Kalkofes letzte Worte
Das Leben aus der Steckdose

Die Japaner hatten irgendwie schon immer einen an der Waffel. Sie sprechen hibbeliger als ein Cassettenrecorder im Schnellrücklauf, essen lieber rohen Fisch als ein gut zerkochtes Schlemmerfilet und sind im Durchschnitt nicht größer als Peter Maffay. Ihre einzigen kulturellen Geschenke an die Welt waren Godzilla und der Mazda 323. Aber auch, wenn sie überall ungefragt ihre Schuhe ausziehen, Atomtests durchführen oder sich gegenseitig fotografieren - auf technischem Gebiet sind sie ungeschlagen.

Fernseher, Videorecorder, Kameras, Eierkocher... das alles war nur der Anfang! Denn jetzt ist es Frankenstein-San und seinen gelben Igors sogar gelungen, künstliches Leben zu erschaffen! Tamagotchi heißt die batteriebetriebene Kreatur, und sie ist ungefähr das gleiche wie ein elektronischer Hamster zum Mitnehmen. Ein kleines buntes Ei mit einem häßlich dahingekrakelten Computervieh, das durch Betätigen einiger Tasten gefüttert, geknuddelt oder den Hintern abgewischt bekommen muß. Wenn nicht, nibbelt es ab... oder pißt einem in die Jackentasche.
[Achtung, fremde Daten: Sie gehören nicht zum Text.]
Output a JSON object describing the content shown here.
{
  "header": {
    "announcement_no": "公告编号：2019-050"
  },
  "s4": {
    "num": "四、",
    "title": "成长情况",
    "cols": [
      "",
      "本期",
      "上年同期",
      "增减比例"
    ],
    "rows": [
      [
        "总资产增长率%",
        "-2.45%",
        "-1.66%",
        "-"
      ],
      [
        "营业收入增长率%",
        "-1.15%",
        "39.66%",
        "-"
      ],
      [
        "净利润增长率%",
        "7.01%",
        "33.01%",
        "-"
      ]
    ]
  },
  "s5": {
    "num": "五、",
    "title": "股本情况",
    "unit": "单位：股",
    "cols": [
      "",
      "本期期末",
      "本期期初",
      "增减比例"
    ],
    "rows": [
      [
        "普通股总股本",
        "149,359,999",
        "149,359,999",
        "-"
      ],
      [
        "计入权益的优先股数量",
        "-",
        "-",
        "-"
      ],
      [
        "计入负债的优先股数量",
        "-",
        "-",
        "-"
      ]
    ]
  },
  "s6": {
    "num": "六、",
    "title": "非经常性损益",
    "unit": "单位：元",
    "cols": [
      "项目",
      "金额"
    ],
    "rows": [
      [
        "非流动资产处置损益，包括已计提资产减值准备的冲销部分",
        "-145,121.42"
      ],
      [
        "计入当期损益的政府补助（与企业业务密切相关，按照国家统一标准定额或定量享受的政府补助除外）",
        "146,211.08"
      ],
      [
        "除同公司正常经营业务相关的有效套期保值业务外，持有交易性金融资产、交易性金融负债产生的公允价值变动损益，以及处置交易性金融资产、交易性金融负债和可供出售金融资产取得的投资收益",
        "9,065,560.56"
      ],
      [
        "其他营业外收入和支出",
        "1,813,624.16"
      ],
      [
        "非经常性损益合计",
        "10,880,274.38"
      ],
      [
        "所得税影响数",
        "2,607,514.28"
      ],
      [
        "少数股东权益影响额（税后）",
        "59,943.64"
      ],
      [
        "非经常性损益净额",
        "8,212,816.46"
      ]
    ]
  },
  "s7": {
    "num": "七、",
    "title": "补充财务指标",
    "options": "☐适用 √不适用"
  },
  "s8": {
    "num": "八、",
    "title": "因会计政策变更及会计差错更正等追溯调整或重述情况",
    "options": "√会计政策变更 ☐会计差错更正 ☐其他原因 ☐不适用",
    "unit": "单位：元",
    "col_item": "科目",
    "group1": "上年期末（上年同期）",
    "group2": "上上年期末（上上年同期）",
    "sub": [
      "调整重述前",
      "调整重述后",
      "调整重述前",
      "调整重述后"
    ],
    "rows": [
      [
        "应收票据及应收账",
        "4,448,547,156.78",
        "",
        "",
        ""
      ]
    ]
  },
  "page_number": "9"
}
Kümmert man sich nicht um das Teil, wird es depressiv und später einmal ein drogensüchtiger Schwerverbrecher. Ich warte schon heute auf den Tag, an dem mich ein heruntergekommenes Tamagotchi am Bahnhof um eine Mark anbettelt... und dabei will es in Wahrheit doch nichts als einen Knopfdruck Liebe!

Glauben Sie mir - nicht mehr lange, und es wird die ersten lebenden Fernsehgeräte geben. TV-Gotchi werden sie heißen, und ihre Sendungen werden sich nicht wie bisher lediglich von Einschaltquoten ernähren, sondern von der Zuwendung und der Zärtlichkeit der Zuschauer. Wenn wir in den Urlaub fahren, müssen wir den Fernseher mitnehmen oder an der Autobahnraststätte ausetzen. "Du hast wieder nicht Schreinemakers geguckt! Margarethe hat die ganze Nacht geweint!" wird eines morgens auf dem Bilschrim stehen. "Gib über Videotext ein, daß du sie liebhast!" Wir werden dann via Fernbedienung Hans Meiser füttern, Hera Lind loben, Vera wiegen, Koschwitz die Glatze streicheln, Arabella den Mund zuhalten und Dolly Buster befummeln müssen, wenn wir sie nicht auf dem Gewissen haben möchten. Sehen wir nicht genug fern, wird der Apparat verkümmern und nur noch Volksmusik-Shows abspielen, bis er wieder gut drauf ist. Und falls wir zu oft "Fliege" oder "Geliebte Schwestern" gucken, macht er endgültig Schluß und zieht sich selbst den Stecker raus. Bis dann - wir sehen uns auf dem Fernseh-Friedhof!